The Week Washington Reversed Itself
The timing is not subtle. On May 28 the administration pulled a federal AI review executive order hours before signing, after calls from David Sacks, Elon Musk, and Mark Zuckerberg. We covered it as the federal government handing the rulebook to Sacramento and Brussels. Five days later, on June 2, a version of that order was signed after all: AI developers can voluntarily submit frontier models for up to 30 days of federal review before release, focused on cybersecurity and national security risks. Thirty days instead of ninety, voluntary instead of expected, but signed.
Two days after that, this draft landed. In one week, Washington went from no federal model-layer policy to a signed review order plus the most serious preemption text ever circulated. The federal vacuum I described on May 31 is filling in fast, and it is filling in precisely at the layer where the labs wanted relief: the model layer, where a 50-state patchwork is most expensive to comply with and where California was setting the de facto national standard.
Our Take
The development versus deployment split is a better-engineered compromise than I expected from this Congress. It gives the labs the one thing they have lobbied hardest for, a single national rulebook for building models, while letting states keep legislating where AI touches their residents: chatbots, hiring, healthcare, schools. The three-year sunset is the cleverest part. It converts preemption from a permanent land grab into a rental with a renewal vote, which is what makes the bipartisan sponsor list possible.
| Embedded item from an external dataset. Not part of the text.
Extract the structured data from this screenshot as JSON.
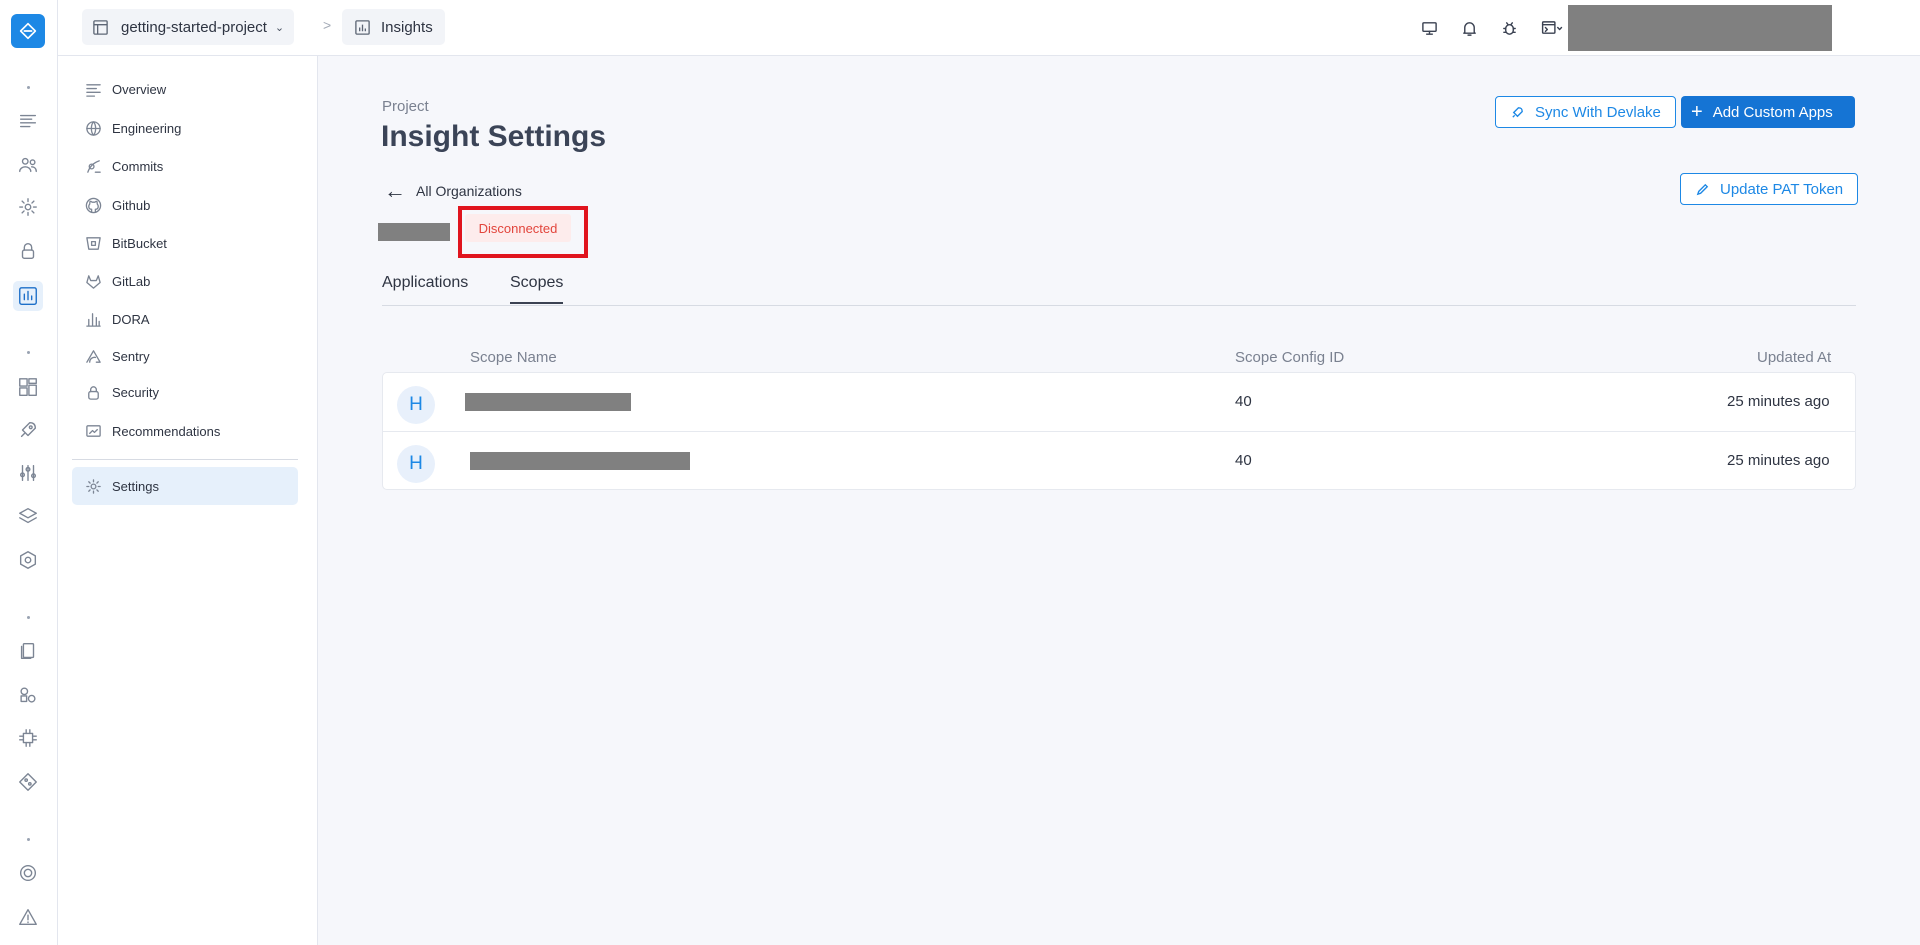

The weakness is the same one every voluntary framework has. SB 53 carries a $1 million per violation penalty enforced by a state AG. The draft replaces that with risk plans checked against voluntary CAISI standards and an incident reporting duty with unspecified teeth. For three years, the strongest binding obligations on frontier model development in the United States would get weaker, not stronger, even as the obligation list looks similar on paper. Whether that trade is worth a uniform national standard is the actual debate, and it is now a concrete one with section numbers instead of a Twitter fight.
Discussion drafts die more often than they pass, and this one faces an election year, a crowded calendar, and governors in both parties who like their AI laws. But the preemption argument now has an anchor text, and every state bill we track gets read against it from here on. Watch three things over the next ninety days: whether the draft gets formally introduced with a hearing date, whether California's July 2 sprint accelerates to get bills signed before any federal freeze can attach, and whether the labs publicly endorse the draft or stay quiet and let the trade associations carry it. The quiet path tells you they think they can get preemption without the federal obligations attached.